Office personnel have also been trained to be more welcoming. Last year, one returning dropout was greeted by a school employee who said, “You again? Why are you even bothering to come back?” Mr. Amato says versions of this happened far too often. “They need to be telling these kids, ‘We’re so glad you’re back!” he says.
Instead of resuming their old course schedules, newly re-enrolled students now meet immediately with their counselors. They map out a customized course schedule.
“We sit down and talk about what happened in the past, slow down, take time to get to know them, and let them know we are the person they can come to for help,” says Barbara Greenwood, a guidance counselor at Edison High School.
Broader efforts aimed at all seniors and freshmen also should better support returning dropouts, district pesonnel say, and reduce leaks in the high school pipeline. Those include requiring every senior to develop a plan detailing the courses and credits needed for graduation, and biweekly checks of the grades and attendance of freshmen and seniors, with extra classes or tutoring when needed.
Curriculum changes are part of the picture as well. Seeing huge freshman failure rates in algebra and earth science, the district changed its course lineup and brought in programs to help students in those areas. The district introduced a new high school math curriculum, and is training teachers in better delivery of instruction across all subject areas, with particular attention to effective strategies for English-language learners, says Linda C. Luna, the assistant superintendent of curriculum and instruction.
“This district has focused on K-8 for the last few years,” she says. “We need to bring the focus back to high school, and we’re doing that.”

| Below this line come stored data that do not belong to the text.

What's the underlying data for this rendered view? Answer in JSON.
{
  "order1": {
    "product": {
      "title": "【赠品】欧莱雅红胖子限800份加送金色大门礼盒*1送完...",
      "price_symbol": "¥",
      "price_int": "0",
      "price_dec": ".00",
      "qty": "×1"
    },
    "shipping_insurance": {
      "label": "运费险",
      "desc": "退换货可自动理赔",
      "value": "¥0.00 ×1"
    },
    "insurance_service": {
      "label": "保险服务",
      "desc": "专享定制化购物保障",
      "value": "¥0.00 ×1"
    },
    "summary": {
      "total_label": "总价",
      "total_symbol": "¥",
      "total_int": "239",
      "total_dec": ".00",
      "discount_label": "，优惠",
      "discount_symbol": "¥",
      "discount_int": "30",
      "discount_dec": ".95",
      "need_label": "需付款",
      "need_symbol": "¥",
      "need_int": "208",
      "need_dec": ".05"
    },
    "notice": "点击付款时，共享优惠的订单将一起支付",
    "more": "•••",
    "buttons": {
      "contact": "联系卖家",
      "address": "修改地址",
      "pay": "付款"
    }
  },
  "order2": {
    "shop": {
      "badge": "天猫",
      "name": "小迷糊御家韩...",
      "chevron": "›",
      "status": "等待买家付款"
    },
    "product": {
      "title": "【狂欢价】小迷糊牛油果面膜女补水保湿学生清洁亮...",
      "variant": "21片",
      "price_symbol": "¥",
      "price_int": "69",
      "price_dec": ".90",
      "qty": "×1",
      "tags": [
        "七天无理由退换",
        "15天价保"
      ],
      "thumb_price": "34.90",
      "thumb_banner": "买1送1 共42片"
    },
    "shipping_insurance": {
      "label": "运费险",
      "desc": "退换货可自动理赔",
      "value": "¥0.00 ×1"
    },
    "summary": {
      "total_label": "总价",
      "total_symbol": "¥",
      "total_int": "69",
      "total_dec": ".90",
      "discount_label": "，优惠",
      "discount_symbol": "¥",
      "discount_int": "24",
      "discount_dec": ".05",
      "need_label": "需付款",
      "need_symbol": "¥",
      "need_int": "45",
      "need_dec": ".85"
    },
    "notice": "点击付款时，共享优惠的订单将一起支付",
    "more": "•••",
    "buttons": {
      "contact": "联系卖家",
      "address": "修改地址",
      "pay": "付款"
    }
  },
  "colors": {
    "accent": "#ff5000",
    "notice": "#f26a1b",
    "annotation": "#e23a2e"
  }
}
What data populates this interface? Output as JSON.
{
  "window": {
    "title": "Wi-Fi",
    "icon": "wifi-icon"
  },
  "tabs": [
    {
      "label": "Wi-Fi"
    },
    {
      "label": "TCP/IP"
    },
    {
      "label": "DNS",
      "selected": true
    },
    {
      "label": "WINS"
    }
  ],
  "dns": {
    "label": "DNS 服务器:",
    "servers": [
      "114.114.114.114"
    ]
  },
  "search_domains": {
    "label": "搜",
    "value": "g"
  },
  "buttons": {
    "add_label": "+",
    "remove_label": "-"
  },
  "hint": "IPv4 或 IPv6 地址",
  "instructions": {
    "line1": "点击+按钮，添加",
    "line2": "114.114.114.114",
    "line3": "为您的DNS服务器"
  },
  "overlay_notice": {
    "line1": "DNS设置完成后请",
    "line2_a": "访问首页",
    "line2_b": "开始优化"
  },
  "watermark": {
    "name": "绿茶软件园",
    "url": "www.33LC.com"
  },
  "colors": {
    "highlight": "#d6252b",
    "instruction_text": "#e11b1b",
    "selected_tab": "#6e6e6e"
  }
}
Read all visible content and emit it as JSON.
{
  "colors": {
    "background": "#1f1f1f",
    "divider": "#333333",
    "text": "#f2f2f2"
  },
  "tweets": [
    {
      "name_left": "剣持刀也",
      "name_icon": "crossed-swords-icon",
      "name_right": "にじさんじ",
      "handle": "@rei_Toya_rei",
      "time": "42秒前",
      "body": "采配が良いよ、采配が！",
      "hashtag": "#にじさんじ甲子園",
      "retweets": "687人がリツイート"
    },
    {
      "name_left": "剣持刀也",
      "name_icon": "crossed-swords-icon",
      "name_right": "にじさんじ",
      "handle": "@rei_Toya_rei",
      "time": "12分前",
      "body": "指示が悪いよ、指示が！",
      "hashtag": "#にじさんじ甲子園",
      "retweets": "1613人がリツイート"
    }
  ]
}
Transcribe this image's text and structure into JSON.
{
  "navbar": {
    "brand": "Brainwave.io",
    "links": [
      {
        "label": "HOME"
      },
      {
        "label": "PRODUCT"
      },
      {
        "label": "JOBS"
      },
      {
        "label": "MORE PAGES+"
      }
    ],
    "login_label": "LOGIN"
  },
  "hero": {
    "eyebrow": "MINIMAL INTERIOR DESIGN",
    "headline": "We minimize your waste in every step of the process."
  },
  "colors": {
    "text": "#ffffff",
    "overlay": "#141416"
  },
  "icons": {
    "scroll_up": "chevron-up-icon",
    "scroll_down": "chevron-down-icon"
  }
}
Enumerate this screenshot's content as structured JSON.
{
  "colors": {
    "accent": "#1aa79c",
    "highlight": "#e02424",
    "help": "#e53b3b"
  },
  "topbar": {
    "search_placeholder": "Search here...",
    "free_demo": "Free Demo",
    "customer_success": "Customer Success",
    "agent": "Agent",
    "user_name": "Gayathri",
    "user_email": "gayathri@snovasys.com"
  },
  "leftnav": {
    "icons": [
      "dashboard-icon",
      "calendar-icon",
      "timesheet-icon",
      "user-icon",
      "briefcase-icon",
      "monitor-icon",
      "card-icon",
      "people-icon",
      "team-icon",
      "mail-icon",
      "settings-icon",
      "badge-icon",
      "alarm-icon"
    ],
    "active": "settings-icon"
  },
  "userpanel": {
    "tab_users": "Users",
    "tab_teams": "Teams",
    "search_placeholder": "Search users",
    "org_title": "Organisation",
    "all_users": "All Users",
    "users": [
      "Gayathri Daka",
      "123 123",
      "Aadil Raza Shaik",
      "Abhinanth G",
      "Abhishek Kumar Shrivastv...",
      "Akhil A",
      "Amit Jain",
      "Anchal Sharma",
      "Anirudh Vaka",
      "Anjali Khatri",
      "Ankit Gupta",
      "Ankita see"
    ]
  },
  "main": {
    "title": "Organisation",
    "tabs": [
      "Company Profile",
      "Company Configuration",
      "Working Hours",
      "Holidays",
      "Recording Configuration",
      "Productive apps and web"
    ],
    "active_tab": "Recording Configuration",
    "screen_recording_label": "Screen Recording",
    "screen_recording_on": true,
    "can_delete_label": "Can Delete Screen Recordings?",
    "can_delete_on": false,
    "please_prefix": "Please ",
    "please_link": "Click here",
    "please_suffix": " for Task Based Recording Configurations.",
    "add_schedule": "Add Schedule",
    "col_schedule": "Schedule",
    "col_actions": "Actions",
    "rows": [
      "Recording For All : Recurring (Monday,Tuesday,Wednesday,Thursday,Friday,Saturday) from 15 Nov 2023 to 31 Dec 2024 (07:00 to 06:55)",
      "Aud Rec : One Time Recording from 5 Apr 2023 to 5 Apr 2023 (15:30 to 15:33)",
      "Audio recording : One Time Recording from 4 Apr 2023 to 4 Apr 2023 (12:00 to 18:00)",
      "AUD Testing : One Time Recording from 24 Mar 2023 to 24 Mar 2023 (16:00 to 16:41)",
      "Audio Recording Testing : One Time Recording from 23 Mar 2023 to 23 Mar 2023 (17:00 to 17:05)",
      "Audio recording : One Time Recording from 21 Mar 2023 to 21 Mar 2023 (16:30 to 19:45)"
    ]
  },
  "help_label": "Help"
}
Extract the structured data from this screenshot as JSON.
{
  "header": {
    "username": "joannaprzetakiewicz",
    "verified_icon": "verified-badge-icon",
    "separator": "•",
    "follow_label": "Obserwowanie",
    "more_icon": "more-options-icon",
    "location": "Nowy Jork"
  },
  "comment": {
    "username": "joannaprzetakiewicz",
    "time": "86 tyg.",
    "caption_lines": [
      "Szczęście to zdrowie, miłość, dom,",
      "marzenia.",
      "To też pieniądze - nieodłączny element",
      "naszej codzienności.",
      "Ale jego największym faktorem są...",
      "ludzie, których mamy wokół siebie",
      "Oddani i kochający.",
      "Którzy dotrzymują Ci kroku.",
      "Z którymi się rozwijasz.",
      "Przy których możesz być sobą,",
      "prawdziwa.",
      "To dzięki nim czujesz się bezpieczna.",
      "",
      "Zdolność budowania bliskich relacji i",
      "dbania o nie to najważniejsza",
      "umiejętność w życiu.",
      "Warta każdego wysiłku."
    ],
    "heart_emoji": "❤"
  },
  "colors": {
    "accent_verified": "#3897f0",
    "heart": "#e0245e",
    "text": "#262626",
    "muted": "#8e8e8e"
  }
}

During a recent professional-development session, teachers were gathered to write courses. At Cesar Chavez High School, they were designing courses in the career pathways that would also qualify as meeting requirements for admission to California colleges and universities.
Will Nelson, Chavez’s principal, laments the dynamics that have undermined good high school outcomes. But he thinks Stockton is turning the corner.
“Teachers, parents, and administrators would just say, ‘This is the best our kids can do,’ “ he says. “But I think now that we’re doing things that could really make a difference.”